11,帝国の皇女
「本日は畏れ多くも国王陛下、王妃殿下に、拝謁する機会をいただき、恐悦至極にございます」
先頭で、あまり公式の場に慣れていないような歩き方で入ってきた小太りの男が、口上の挨拶をして深く頭を下げた。
「国王陛下、王妃殿下におかれましては、ますますご健勝のこととお慶び申し上げます。わたくしは使節団長、総督のディエゴ・カーダンでございます」
ディエゴがあたふたしながら名乗りを上げると、すぐ隣の男を、片腕を広げて掌全体で指すように紹介した。
「こちらに控えるは、副総督のマカーリオ・グアハルドです」
あとは頼むと言いたげに紹介されたその男は、金銀の装飾が施され金の組紐で封がなされた見事な箱を捧げ持っており、箱を捧げたまま頭を下げた。
総督とは対照的に、卒のない身のこなしで抜け目がなさそうな、褐色の肌を持つはっきりとした顔立ちの、やけに人目を引く引き締まった身体を持つ長身の男だった。
「本日は国王陛下、王妃殿下のご尊顔を拝し奉り、恐悦至極に存じます。我が王よりの親書をお持ち致しました」
マカーリオが、よどみのない優雅な物腰で挨拶すると、ヴァイナンドが一段下にいる宰相を見て頷いた。

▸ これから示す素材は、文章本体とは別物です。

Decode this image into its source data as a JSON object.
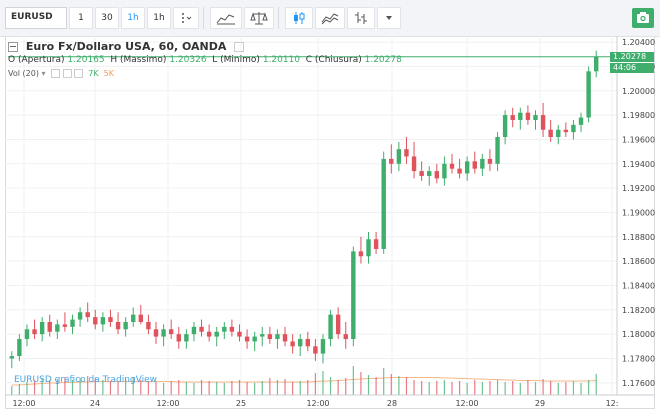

宰相が、さらに下の段の幕の横に控えた他の者を見ると、その者が進み出て、マカーリオに近づいた。
「拝受致します」
頭を下げて恭しく箱を受け取ると、箱を捧げ持ったまま、後ろ向きに下がった。
「遠路はるばる大義であった。我が国はいかがかな? 貴国とは気候も違うであろう。過ごしやすいと良いのだが」
ヴァイナンドが聞くと、ディエゴ総督が媚びを売るように、満面の笑みになって答えた。
「それはもう…。旅路は快適なもので、大変素晴らしい清潔な街並みと整備された道、そしてちょうどよい気候。過ごしやすく、助かっています。我が国はこの時期、もう暑くて暑くてかないません。真夏になると冷たい水に、頭から飛び込みたくなるくらいですから」
水が流れるかのごとく、ディエゴがつらつらと答えた。
「はは! それは難儀だな。飛び込み用の水があるのか?」
ヴァイナンドが茶目っ気たっぷりで聞くと、大仰にディエゴが首を振り、大声で笑った。
「はははっ! これは……わたくしめが悪うございました。陛下は明るくご聡明であられますなぁ。ははははっ!!!」
周りを気にする様子もなく、さらにディエゴは声を大きくする。
場に不慣れな様子の、ともすれば不敬とも受け取られかねない物言いに、助け舟が出た。
「まさに、陛下のご推察は大正解でございます」
マカーリオが頭を下げる。
「わたくし共は、真夏は海に頻繁に飛び込みます。飛び込む競争をすることもあります。誰が一番高い岩場から飛び込めるのか、綺麗な姿で飛び込めるのかなど、遊びにも繋がります」
笑っているディエゴを補助するように、マカーリオが隣からそう言って笑った。
「そうか、海では海水浴だけでなく、たくさんの遊び方があるのだな。飛び込んで遊ぶのは、さぞ面白くて楽しく、夏は冷たくて気持ちがいいことだろう。私も競争してみたいものだ」
ヴァイナンドも想像したのか、一瞬で子供のような顔と言動になり、一緒になって笑う。
ヴァイナンドの心からの笑顔を皆が見た途端、場の空気が一瞬にして停止し、その笑顔に釘付になった。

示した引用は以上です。